Rowan blinked back tears. ‘She said – oh God, I don’t know why I even let myself believe it for a second, but I did. She said… she said you’d told her you thought me moving in with Alex would be – you know. Inappropriate. Because of Clara. She said that when she was Clara’s age, her mum had a boyfriend who… you know. Abused her. And that she’d told you about it and you’d said you wondered why I wasn’t concerned about the same thing happening to Clara.’
‘Hold on. Are you saying she said I thought there was something – that Alex?—’
‘I mean, not in so many words. I know it’s not true, of course I do. I know Alex isn’t like that. I mean – ugh! If I had even the tiniest hint of that I’d be calling the police, never mind going out with him and introducing him to my daughter. But the idea that you thought something wasn’t right hurt. It hurt a lot.’
‘Of course it did. Jesus. I can’t imagine how that must have felt. But you know it’s not true, right?’
‘I do now. I always did, really. But she made me doubt myself. Not a lot, but – you know. Enough.’
‘And you’re not doubting yourself any more?’
She shook her head.
‘Thank God for that,’ I said.
‘I’m so sorry, Naomi. I feel terrible. I should have known you’d never have thought that, never mind said it. To Zara, of all people.’
‘I believed stuff she told me, too, you know. In spite of myself.’
‘What stuff?’
I shook my head. Now, sitting in the sunshine with my best friend, it seemed ridiculous. But by saying it, I knew I could reduce its power forever.
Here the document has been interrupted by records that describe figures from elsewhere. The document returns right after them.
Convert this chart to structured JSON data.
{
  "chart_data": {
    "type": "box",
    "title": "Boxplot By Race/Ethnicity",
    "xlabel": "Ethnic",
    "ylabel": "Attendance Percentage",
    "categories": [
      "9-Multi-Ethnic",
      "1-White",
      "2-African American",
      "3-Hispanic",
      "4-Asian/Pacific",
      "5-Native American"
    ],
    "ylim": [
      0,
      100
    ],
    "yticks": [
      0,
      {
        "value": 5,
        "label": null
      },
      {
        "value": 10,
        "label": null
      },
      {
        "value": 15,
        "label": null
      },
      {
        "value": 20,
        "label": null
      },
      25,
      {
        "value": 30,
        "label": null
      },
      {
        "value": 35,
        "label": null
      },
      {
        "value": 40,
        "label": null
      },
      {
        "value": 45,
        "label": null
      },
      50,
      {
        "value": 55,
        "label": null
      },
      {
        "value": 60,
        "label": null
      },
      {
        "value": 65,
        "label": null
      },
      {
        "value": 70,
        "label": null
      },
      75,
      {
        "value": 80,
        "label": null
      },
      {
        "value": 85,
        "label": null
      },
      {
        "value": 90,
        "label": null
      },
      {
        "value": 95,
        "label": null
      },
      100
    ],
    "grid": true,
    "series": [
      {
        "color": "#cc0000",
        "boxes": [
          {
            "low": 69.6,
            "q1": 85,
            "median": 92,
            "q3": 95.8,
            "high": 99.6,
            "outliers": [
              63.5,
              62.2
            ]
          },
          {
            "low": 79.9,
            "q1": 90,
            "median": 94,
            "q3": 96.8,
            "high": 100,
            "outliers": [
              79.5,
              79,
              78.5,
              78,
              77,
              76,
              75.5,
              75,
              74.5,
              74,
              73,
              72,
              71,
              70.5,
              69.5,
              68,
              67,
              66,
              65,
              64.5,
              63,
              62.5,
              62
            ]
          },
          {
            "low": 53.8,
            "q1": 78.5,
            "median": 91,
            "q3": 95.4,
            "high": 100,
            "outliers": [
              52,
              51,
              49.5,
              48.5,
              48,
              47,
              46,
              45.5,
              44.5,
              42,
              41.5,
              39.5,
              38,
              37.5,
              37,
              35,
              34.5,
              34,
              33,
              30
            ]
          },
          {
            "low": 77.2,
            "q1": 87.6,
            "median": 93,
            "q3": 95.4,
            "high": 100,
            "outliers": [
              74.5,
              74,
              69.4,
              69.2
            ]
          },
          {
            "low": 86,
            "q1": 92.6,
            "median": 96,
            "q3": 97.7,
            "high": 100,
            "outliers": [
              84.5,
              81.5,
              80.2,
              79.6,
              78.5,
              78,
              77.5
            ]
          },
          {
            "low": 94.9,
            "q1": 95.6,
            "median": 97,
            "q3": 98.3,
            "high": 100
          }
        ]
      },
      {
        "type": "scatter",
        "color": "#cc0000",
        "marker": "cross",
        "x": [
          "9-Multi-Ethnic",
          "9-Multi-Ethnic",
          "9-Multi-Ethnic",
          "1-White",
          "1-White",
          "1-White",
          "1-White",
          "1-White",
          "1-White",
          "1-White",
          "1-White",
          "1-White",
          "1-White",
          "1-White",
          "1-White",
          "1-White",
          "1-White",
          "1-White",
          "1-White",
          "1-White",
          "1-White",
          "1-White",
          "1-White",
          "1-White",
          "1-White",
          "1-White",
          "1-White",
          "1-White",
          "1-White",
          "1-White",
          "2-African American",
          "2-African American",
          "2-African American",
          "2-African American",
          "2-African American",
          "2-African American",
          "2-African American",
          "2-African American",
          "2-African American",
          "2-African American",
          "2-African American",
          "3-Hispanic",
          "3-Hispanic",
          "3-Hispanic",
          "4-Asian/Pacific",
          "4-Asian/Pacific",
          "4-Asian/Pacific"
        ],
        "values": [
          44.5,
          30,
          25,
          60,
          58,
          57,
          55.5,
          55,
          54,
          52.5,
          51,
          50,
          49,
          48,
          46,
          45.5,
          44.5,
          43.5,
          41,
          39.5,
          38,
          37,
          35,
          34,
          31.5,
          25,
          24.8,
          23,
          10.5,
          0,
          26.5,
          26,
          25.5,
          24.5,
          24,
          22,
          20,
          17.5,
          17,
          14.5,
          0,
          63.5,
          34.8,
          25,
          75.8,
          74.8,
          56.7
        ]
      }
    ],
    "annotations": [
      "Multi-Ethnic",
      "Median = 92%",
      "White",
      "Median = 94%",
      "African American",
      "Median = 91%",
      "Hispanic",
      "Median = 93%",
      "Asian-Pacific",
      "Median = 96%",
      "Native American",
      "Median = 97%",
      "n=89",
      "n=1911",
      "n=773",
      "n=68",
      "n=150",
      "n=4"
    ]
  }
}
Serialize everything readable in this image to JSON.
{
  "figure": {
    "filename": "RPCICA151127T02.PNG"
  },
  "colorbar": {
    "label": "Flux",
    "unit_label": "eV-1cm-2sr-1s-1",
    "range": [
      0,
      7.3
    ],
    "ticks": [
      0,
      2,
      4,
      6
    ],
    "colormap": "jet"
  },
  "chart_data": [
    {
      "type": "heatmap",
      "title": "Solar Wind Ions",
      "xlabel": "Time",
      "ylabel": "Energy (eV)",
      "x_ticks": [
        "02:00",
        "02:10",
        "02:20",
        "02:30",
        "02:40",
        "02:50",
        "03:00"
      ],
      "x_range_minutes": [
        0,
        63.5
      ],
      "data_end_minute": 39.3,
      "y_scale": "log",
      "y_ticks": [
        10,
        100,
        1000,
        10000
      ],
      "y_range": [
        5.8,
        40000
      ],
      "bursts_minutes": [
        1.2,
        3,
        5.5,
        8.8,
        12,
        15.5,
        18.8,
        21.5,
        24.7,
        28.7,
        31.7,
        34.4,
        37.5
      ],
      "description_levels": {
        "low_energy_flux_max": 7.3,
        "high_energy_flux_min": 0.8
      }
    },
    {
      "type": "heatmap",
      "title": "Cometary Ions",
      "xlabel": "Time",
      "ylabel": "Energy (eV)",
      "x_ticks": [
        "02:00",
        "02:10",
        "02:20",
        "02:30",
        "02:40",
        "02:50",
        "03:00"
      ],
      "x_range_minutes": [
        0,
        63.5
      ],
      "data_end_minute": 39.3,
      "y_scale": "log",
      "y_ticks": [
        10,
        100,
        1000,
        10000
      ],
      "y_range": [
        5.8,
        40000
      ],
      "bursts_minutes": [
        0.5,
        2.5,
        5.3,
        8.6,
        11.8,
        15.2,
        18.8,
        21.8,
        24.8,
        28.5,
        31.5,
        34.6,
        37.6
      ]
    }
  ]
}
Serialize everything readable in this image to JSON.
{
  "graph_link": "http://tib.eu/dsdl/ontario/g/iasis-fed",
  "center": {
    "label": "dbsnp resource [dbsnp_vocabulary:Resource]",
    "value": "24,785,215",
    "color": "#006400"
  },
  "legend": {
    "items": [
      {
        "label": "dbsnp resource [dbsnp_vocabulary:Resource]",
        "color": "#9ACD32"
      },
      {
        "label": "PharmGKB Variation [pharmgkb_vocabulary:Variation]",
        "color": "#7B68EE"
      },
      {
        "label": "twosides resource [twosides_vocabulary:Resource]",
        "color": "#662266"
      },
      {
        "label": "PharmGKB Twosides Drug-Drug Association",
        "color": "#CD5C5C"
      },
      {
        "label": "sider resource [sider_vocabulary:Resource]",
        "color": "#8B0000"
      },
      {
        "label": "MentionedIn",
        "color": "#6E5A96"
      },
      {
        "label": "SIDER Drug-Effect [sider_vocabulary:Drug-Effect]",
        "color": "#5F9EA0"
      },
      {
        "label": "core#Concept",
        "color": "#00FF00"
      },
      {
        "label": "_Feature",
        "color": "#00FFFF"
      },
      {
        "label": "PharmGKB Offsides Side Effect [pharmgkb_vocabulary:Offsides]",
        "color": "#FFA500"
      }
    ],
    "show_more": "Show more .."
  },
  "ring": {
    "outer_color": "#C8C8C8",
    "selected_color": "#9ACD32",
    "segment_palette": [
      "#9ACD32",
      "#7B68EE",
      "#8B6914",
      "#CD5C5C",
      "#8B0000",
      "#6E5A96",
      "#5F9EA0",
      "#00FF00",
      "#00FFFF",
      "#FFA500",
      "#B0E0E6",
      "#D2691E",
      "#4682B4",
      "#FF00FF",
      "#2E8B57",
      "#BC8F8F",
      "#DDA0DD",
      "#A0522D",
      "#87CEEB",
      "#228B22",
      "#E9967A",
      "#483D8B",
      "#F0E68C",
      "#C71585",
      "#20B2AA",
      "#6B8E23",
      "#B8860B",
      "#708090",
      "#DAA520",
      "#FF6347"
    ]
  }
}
‘She made me feel like I was the odd one out, of us. Actually, she told me she’d felt that way, and it reminded me that I used to, as well. But I always thought she was the one who fitted in and I wasn’t. God, it sounds so pathetic when I say in out loud.’
Rowan laughed, but it was a hollow sound, different from the laughter we’d shared earlier.
‘Wow,’ she said. ‘She really knows how to push our buttons.’
‘And I bet that’s not all.’ I stood up, feeling lighter somehow, full of determination. ‘She’ll have said things to Kate, too. And to Abbie.’
‘My God,’ Rowan breathed. ‘Yes. You’re right.’
‘And I’m going to find out what. And I’m going to make things all right between us again.’